On the heels of a $1 million donation from the Salina Regional Health Center, Kansas Wesleyan announced today that the Jack and Donna Vanier family is providing its own $1 million gift to help create a new, state-of-the-art Nursing Education Center.
The building, located at 135 E. Claflin Ave., will be the first new instruction-only facility on campus in 50 years. In total, the renovation plans have an estimated cost of $4.5 million. Once that capital is raised, construction is anticipated to begin late this fall, with a targeted completion date of December 2020.
“We are so pleased and honored to be given the opportunity to help with this project. The work that Dr. Thompson, his board and faculty, and everyone at Kansas Wesleyan have done in order to provide their students with a real hands-on and needs-based education is tremendous! Our decision to support the program for the school was an easy one,” said John Vanier.
The 13,400-square-foot, two-story building will house a performance lab, simulation suite, testing area, large classrooms, a multi-media conference room, student study area, a student lounge and faculty offices.
The simulation and clinical laboratories give students hands-on practice in bedside care, simulated patient scenarios and collaborative learning opportunities with other health care disciplines, all leading to a comprehensive nursing education, preparing graduates to go into immediate practice after passing national board certification testing and licensing.
The renovation is designed to handle educational facilities for 80 Nursing students – 40 each in the junior and senior classes. Kansas Wesleyan Nursing students spend freshman and sophomore years with basic studies and enter concentrated nursing education their final two years.
KWU President and CEO Dr. Matt Thompson said this significant gift from the Vaniers not only jump-starts the fundraising campaign for the total renovation, but demonstrates the family’s magnanimous generosity and commitment to the community.

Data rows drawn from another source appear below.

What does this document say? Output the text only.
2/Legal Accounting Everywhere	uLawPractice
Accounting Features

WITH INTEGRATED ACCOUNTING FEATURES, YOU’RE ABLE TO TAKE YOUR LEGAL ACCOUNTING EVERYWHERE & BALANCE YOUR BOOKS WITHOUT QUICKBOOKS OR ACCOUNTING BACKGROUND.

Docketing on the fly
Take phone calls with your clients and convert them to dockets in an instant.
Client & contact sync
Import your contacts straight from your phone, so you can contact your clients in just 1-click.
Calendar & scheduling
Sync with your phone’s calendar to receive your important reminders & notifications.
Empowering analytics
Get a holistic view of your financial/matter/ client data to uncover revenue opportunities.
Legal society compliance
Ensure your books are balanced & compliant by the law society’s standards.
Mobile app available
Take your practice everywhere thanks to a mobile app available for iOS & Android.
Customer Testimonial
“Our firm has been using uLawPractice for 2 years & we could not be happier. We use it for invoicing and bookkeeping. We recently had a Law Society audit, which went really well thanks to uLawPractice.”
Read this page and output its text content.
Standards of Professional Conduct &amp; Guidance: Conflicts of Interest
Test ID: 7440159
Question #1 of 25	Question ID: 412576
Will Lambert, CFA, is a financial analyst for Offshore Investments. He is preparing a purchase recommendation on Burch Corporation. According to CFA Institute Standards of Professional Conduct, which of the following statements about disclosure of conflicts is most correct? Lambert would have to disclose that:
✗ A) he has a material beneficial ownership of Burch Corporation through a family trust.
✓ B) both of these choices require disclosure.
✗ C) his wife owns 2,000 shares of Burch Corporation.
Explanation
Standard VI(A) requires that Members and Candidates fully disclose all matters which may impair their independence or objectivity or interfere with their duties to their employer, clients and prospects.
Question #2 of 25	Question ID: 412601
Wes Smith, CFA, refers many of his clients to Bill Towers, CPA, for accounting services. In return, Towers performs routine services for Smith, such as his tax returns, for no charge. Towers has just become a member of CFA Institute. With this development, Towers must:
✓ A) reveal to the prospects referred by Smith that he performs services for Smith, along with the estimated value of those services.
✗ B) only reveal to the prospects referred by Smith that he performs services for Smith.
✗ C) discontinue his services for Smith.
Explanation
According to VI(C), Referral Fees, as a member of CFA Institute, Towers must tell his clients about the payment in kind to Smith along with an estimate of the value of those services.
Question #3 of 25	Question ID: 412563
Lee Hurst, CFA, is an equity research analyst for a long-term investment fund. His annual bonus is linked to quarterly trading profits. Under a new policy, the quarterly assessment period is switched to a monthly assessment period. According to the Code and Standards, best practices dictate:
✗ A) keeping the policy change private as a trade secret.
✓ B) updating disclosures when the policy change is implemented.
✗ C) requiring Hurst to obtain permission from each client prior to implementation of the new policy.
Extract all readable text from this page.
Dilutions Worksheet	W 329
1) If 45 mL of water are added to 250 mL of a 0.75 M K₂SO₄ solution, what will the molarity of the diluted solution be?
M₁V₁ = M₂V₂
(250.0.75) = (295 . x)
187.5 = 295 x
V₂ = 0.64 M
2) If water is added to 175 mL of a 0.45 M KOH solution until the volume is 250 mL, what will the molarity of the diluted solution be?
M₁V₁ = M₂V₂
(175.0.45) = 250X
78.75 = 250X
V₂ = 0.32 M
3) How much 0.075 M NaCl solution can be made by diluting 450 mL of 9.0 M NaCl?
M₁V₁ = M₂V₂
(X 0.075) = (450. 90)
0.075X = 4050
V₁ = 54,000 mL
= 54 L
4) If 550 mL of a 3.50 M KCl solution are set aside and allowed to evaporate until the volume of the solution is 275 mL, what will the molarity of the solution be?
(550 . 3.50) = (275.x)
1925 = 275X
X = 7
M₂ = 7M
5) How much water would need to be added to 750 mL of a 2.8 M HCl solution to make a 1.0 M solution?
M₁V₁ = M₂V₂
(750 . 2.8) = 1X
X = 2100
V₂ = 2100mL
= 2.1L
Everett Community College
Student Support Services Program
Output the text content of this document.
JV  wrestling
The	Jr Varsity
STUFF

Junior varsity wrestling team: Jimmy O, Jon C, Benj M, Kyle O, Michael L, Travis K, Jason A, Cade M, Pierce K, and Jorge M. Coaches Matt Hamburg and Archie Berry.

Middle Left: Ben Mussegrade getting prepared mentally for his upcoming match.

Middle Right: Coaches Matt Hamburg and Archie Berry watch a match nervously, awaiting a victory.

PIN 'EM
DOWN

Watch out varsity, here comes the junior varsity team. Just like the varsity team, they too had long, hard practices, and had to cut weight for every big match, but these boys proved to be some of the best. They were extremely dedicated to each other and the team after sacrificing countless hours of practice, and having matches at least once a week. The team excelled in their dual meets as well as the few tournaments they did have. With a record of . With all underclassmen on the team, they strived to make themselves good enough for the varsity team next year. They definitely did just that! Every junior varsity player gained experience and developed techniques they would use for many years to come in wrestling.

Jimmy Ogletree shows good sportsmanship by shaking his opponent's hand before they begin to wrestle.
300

“It is difficult to put into words how grateful we are for this major support; however, it is easy to find the words that illustrate how much the Vaniers help build their own community by ensuring quality and depth of nursing care for all residents,” Dr. Thompson said. “We are appreciative of the Vanier family’s commitment to KWU and the region. Our goal is to educate Nursing students to fill a critical need in our local health care facilities. It is our commitment to meet that challenge, and the Vaniers are role models in helping us provide the tools to do exactly that.”
The Nursing program at KWU was established in January 1988 after the Asbury Hospital program was moved to the university. The Department of Nursing Education initiated an Associate Degree in Nursing in 1989, followed by a Bachelor of Science in Nursing (BSN) degree program in 1990.
Starting in 2014, the need for major program revisions was identified. In the summer of 2015, new full-time Nursing faculty were hired with advanced nursing degrees. In 2017, the Bachelor of Science in Nursing degree was converted to a Bachelor of Science with a major in nursing degree so that new curriculum ideas could be implemented and evaluated separately from the former BSN degree. The program is accredited by the Commission on Collegiate Nursing Education.
KWU also offers an RN to BS Nursing degree online program for students who are licensed RNs wanting to pursue a bachelor’s degree.